I actually did some reading in reading week. This may come as a surprise, believe me I didn’t set out to sit and read about dance. Rather I planned to spend my days, sleeping, eating and re-watching the Harry Potter box set, thus completely distancing my mind from dance and attempting to relax. Nevertheless, I found myself reading Martha Bremser’s ‘Fifty Contemporary Choreographers’, a suitable read for a first year I thought, considering we will shortly be covering dance history in critical and reflective studies.
As I expected my knowledge of contemporary dance and its origins has quite a few holes in it, something that was made almost embarrassingly apparent after reading the first few pages of the introduction. Reading Bremser’s book did feel, however, like doing a huge dot to dot, without the actual physical act of connecting the lines between the points. Scraps of knowledge, vaguely remembered names and a clutter of accumulated learning over the past couple of years since I first found out about contemporary dance were subject to a profound sense of clarity. It was wonderfully engaging.
Engaging also through the use of language and analysis of choreographers and their respective works. I found myself practically racing through, pausing only to write down the occasional quote that I thought might come in handy sometime in the future and drinking in the information like a very dehydrated fish. I’d like to think that was a rather witty simile, but in reality it is the most accurate description of my experience. Sort of a dance history enlightenment.
It was also a very productive activity for my half term travels. Living in the Suffolk countryside it is very easy to distance yourself from post-modern expressionism and abstract art forms and in that contemporary dance itself, however you may choose to interpret it. Hence, reading about arguably the fifty most prominent contemporary choreographers was mental stimulation, brain food to stop myself from indulging in the conservative lethargy of the countryside. My body may not be physically active, but this does not mean that I cannot exercise my mind and push myself to think about things. Ha, that sounds very cliché, but it is true, sadly.
It was interesting, also, to see how people actually write about dance. Writing a blog, and reflecting about dance has been an experience in itself. For I am used to writing about 16th Century social history conflicts, analysing Shakespeare and annotating pictures of Greek vases for my A Levels last year. Although I liked these subjects (I wouldn’t haven’t chosen to do them if I didn’t), they don’t spark my interest like dance. Hence, I am finding it strange writing, analysing, and translating my feelings and reactions to dance through text. I’d like to think that I’m doing okay at it. I’m not sure whether people agree with me, I certainly acknowledge that I have a repetitive and slightly ostentatious vocabulary when it comes to reviewing dance, accompanied by a sort of sarcastic wit to fill space, but it’s a creative progression.

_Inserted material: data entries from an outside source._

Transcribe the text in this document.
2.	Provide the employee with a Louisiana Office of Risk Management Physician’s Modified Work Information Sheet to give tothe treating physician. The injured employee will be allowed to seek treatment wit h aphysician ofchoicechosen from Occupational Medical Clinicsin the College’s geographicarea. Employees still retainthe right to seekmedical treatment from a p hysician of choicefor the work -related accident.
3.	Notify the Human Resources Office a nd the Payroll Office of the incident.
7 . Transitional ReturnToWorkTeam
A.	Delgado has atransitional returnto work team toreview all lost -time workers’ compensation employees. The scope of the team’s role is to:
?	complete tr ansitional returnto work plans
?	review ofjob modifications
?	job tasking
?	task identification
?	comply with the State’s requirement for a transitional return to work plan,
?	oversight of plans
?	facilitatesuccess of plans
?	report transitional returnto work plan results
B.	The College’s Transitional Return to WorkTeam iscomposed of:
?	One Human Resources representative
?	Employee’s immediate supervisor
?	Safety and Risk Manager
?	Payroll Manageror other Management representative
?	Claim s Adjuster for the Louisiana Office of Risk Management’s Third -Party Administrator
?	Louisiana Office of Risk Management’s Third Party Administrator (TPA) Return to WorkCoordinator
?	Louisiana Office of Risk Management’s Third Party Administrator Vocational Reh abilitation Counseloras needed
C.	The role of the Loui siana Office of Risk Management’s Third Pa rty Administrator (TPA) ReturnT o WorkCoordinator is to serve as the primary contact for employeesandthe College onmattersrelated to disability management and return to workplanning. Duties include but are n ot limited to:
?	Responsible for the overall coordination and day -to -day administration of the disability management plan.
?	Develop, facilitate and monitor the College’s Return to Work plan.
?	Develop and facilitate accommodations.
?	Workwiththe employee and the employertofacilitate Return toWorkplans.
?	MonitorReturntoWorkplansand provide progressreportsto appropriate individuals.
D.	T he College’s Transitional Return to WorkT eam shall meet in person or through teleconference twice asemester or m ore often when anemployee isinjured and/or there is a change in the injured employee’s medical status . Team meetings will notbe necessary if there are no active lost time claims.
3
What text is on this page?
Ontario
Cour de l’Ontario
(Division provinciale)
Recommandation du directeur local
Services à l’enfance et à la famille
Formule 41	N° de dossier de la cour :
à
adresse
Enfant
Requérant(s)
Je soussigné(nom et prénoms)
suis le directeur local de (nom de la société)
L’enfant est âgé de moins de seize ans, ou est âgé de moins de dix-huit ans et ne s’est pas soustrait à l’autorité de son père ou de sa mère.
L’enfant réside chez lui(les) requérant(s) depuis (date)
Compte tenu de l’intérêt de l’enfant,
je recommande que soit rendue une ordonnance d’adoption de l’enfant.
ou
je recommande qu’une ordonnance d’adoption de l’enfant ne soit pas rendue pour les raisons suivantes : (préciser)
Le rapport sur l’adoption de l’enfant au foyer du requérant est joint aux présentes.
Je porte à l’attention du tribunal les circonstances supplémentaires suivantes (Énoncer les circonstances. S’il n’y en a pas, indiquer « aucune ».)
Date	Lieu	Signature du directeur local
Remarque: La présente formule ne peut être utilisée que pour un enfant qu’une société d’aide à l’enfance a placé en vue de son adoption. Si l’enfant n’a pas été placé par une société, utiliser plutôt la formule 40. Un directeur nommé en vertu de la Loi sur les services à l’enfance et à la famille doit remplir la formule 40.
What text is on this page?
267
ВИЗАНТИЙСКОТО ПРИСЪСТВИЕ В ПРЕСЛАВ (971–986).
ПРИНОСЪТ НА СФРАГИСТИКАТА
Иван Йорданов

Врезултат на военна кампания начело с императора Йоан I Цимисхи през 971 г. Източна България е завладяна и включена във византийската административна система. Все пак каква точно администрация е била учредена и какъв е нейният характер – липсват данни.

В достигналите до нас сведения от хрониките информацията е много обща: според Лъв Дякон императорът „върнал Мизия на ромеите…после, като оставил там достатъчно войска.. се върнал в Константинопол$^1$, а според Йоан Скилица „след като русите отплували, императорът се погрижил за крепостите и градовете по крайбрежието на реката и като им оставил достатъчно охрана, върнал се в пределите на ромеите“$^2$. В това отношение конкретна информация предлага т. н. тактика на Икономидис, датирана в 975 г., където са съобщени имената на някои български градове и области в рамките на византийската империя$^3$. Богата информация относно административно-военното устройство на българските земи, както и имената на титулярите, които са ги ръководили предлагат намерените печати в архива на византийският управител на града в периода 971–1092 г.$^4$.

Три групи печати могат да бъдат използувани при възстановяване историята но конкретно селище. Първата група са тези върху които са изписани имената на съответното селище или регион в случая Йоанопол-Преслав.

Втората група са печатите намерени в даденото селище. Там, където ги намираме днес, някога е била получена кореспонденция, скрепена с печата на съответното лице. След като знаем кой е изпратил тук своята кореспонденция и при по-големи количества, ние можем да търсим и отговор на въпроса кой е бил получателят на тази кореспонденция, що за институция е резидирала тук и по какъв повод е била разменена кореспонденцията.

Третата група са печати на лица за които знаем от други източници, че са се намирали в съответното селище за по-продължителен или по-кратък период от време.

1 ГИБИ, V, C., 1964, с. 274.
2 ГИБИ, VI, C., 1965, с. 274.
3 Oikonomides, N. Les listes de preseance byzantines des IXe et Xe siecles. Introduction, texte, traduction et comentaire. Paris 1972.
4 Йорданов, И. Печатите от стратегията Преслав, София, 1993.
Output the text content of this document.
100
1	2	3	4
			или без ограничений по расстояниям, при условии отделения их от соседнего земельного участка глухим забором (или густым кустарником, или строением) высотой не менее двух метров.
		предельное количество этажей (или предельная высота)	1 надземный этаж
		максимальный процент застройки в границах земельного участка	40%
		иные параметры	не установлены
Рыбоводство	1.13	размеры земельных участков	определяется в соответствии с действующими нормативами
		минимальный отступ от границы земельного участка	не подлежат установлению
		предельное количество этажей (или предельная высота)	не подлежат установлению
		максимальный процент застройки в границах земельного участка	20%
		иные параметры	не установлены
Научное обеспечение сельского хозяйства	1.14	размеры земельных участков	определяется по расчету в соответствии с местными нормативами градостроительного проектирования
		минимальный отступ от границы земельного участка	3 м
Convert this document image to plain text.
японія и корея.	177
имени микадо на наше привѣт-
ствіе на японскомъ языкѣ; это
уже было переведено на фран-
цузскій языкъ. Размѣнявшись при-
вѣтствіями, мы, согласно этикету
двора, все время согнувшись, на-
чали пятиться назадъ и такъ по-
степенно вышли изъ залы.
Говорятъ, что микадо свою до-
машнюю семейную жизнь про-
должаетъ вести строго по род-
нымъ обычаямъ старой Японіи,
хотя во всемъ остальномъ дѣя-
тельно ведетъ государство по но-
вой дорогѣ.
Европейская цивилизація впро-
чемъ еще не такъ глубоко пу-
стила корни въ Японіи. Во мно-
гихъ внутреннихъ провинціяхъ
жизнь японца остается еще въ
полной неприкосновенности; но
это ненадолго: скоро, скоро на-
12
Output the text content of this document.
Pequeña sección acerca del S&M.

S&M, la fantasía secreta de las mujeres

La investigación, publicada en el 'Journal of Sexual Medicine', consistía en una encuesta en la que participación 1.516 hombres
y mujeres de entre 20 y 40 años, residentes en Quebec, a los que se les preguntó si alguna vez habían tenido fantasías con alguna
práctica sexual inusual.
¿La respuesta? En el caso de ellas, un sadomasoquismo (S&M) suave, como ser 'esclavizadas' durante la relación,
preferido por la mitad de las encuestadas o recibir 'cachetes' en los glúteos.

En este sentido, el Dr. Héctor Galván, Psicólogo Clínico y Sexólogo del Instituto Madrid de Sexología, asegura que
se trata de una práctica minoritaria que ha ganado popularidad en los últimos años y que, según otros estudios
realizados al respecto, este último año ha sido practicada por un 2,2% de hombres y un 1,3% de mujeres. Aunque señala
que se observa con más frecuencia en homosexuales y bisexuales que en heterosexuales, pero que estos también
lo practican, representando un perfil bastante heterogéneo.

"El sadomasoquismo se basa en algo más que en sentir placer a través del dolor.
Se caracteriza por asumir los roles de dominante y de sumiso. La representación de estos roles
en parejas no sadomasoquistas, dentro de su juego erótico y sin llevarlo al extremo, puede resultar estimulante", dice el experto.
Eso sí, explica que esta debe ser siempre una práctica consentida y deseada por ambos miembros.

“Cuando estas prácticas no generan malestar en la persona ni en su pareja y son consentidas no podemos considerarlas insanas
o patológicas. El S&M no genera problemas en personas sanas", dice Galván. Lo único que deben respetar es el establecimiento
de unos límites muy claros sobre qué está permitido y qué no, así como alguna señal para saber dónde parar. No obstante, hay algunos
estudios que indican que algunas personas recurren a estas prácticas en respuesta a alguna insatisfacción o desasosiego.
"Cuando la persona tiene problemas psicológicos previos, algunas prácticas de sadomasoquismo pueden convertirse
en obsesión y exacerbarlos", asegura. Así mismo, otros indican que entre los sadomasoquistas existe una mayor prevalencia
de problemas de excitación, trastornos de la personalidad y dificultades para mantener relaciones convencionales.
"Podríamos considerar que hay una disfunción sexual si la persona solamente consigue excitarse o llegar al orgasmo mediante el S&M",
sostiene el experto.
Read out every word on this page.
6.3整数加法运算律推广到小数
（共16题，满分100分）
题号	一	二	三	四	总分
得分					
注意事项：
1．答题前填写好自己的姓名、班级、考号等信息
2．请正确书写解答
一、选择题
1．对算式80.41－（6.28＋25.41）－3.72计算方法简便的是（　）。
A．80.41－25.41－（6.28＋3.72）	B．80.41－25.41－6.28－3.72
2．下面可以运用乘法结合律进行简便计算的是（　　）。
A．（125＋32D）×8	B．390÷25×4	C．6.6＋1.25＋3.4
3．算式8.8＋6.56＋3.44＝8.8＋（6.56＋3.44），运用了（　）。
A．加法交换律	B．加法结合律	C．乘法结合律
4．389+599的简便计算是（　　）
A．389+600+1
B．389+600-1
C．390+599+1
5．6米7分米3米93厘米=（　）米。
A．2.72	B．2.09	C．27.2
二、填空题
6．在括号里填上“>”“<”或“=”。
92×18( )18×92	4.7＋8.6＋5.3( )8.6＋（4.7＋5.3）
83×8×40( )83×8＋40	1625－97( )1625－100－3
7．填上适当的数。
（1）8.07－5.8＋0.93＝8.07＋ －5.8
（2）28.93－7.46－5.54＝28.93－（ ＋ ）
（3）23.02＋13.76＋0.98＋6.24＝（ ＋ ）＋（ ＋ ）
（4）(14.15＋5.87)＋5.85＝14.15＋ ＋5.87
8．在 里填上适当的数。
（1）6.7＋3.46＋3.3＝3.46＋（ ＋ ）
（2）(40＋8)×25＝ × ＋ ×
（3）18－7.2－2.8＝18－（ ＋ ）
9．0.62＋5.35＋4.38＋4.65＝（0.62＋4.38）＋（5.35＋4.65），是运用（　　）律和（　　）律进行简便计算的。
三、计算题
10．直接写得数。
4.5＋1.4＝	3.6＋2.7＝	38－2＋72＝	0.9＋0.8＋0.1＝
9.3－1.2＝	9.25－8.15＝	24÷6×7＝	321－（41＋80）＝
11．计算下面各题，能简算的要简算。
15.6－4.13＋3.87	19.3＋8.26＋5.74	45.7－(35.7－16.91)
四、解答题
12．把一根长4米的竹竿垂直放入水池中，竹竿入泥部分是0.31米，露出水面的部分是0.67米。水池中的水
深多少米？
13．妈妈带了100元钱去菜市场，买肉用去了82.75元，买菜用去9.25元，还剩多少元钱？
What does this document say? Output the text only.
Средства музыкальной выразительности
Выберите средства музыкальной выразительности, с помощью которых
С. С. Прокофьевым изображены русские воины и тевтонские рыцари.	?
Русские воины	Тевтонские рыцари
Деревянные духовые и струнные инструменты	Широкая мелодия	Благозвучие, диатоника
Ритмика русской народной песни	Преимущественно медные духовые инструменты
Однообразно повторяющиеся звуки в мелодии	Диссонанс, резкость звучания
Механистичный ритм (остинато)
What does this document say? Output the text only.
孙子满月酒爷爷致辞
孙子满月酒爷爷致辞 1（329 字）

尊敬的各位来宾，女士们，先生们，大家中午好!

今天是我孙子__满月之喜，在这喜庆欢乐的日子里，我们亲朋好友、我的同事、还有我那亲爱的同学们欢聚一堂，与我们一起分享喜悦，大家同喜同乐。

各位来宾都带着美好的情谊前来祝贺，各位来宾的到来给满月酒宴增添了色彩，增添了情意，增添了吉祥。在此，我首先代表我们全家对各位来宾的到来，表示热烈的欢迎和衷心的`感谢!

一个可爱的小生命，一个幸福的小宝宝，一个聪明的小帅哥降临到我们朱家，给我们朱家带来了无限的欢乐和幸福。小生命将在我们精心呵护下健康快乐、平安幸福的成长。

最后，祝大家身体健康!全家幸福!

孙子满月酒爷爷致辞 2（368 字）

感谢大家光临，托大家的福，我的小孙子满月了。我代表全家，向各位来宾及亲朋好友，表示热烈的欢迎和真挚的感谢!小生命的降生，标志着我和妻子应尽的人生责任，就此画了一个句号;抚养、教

Over reading week I’ve also remembered my likings for the other arts. Downloading new music, reading magazines and drawing the organs of the body for PAD has reminded me that dance is only one art form that interests me. Add to this a little excursion to London Town to visit friends, which included a lot of walking, most of the time dragging a suitcase and tripping up people behind me, and pretending that I was an intrepid explorer instead of a tourist. I visited Camden for the first time (I know what am I playing at?), walked down the Southbank in the ‘beautiful’ British rain and saw a series of work by Gerherd Richter’s in response to composer John Cage at the Tate Modern. Topped off by watching Hofesh Shechter’s new piece ‘Sun’ at Sadler’s Wells, I like to think I covered all creative bases.
I think it is very easy to just think dance, dance, dance, during term time, especially Monday to Friday as everything is so intense. It additionally feels like as a first year you really have to immerse yourself in training and technique, because we’ve only just started the course. We need to have a strong foundation upon which we can layer on our creativity and other skills. As Andile likes to remind us after he’s physically exhausted us in contemporary, it isn’t enough to just be a dancer any more. You have to bring as much as possible to the industry, you have to be versatile, creative and willing to experiment. Consequently, I’m glad that I’ve been reminded of my other interests during this week, and I’d like to think that I’ll try harder to integrate them into my free time from now on. Also, learning more about the history of contemporary dance and its top contributors, so to speak, I hope will enrich my future learning. I like knowing about what people have done in the past, mostly so when people mention names I can smile and nod, or even contribute without having to pretend I know who it is.
This half term week was incredibly enlightening, and creatively motivating. I like that my reading week has been a lot more adventurous than my original intentions of lying in bed and snoozing, although I may pay for it later in the term when I’m praying for a week in bed…
So, that’s what I did this reading week, seemingly evocative of primary school show and tell, but it seemed the most appropriate way to share instead of reeling out paragraphs analysing a book, ha.